Il pianeta dell’equilibrio. Planet Four @ Moody Jazz Café

Foto: Fabio Ciminiera





Il pianeta dell’equilibrio. Planet Four @ Moody Jazz Café.

Foggia, Moody Jazz Café – 16.2.2009

Eliot Zigmund: batteria

Chris Cheek: sassofoni

Frank Lo Crasto: pianoforte

Lorenzo Conte: contrabbasso


Formazione collettiva sin dalla sua denominazione, Planet Four è costituita da quattro musicisti diversi per esperienze e percorsi. La forza del quartetto è nell’unire in modo naturale le tante spinte differenti: gli elementi in gioco attraversano vari livelli – dalla visione tradizionale all’interplay, dalla ricerca di brani non scontati per il repertorio all’apporto propositivo di ciascuno – per esprimere un punto di vista allo stesso tempo personale e rigoroso.

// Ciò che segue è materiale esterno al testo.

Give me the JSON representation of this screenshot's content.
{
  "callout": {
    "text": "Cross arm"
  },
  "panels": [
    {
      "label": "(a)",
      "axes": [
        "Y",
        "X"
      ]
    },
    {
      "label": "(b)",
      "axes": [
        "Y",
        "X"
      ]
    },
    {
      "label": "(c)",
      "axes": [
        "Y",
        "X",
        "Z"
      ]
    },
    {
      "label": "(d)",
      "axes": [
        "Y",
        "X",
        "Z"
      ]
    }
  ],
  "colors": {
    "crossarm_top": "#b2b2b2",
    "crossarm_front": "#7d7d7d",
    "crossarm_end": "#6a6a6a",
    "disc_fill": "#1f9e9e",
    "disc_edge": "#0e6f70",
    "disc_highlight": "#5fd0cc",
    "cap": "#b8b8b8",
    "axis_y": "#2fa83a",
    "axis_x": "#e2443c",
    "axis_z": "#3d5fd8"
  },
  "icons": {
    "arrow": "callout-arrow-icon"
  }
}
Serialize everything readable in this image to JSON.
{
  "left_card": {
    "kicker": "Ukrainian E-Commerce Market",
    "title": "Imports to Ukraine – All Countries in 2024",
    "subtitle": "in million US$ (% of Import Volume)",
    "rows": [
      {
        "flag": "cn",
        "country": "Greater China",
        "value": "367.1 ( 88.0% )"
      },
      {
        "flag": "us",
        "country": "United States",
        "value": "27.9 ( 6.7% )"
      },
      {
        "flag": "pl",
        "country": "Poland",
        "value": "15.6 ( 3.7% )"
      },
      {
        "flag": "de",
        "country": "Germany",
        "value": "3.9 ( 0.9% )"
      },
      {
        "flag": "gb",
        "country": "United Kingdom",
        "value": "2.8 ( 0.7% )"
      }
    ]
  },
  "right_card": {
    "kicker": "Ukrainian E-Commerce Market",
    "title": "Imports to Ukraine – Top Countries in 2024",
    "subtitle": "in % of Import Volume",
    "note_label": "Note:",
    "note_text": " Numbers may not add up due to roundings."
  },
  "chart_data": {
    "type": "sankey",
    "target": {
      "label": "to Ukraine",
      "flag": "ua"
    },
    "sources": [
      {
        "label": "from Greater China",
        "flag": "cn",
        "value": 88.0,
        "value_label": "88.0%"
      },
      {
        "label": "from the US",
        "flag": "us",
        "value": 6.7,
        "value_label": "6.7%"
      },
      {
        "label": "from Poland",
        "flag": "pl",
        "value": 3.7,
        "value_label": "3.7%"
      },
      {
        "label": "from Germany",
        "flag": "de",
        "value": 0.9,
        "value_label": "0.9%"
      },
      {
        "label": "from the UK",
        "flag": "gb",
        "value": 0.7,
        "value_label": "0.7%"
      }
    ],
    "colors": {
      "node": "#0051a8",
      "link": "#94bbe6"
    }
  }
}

Innanzitutto il confronto generazionale: una ritmica esperta, formata da Eliot Zigmund e Lorenzo Conte, e due musicisti giovani, ma dalla voce ben definita e salda, come Chris Cheek e Frank Lo Crasto. L’incontro tra i quattro rivela la disposizione democratica della formazione e la stessa disposizione passa attraverso il repertorio: la grande tradizione della canzone americana, una scelta oculata tra gli standard, un brano originale, l’omaggio a Bill Evans. L’esperienza di Zigmund nelle formazioni del pianista abbraccia il concerto con Interplay, suonata come secondo brano, e con la chiusura affidata a Time Remembered. All’interno Planet Four esegue brani come Subconscious Lee di Lee Konitz, Black Narcissus di Joe Henderson, Thelonious di Monk, Three and one di Thad Jones: scelte non troppo abituali, certamente non estreme, ma che dimostrano come si possa esprimere un proprio punto di vista anche attraversa una scaletta composta, nella sua quasi totale integrità, da brani non originali.


Unica composizione originale, Until Dusk di Frank Lo Crasto: un buon veicolo per il mood generale della formazione, sintesi, felice, di melodia e vigore, di giochi sul ritmo e sospensioni melodiche. Le differenti personalità dei quattro e le scelte del repertorio rendono, infatti, evidente ed efficace durante tutto il concerto l’equilibrio tra l’energia del bop e le diverse declinazioni del lirismo, speziato di accenti ritmici e disposizioni particolari. In pratica, lo swing della ritmica, la verve del sassofono, la linee definite e calibrate con precisione del pianoforte si mettono al servizio di brani dalle atmosfere pacate: una fusione efficace porta vigore e nervo nella musica di Planet Four.


Spesso si parla di canone o di rispetto delle regole; in questo caso, è forse più appropriato parlare di atteggiamento rigoroso: Planet Four suona jazz, nel senso più evidente e meno banale che questo termine implica. Il repertorio tratteggia scelte non usuali, per quanto, come si diceva nell’alveo della tradizione: nel vasto song-book di Irving Berlin il quartetto ha ripreso due brani come They say it’s wonderful e Count your blessing; le interpretazioni dei brani di Bill Evans ne mette in luce gli aspetti più introspettivi e essenziali, in una atmosfera quasi cameristica; i brani scelti, soprattutto Black Narcissus, offrono a Planet Four il terreno naturale per esprimere il proprio vocabolario sonoro.


I quattro musicisti danno spessore al concerto, con una partecipazione e una forte coesione complessiva. Gioventù ed esperienza, lirismo e energia, tradizione e personalità, tutti gli estremi trovano un equilibrio costante e sempre fertile per la gestione dei temi e le improvvisazioni.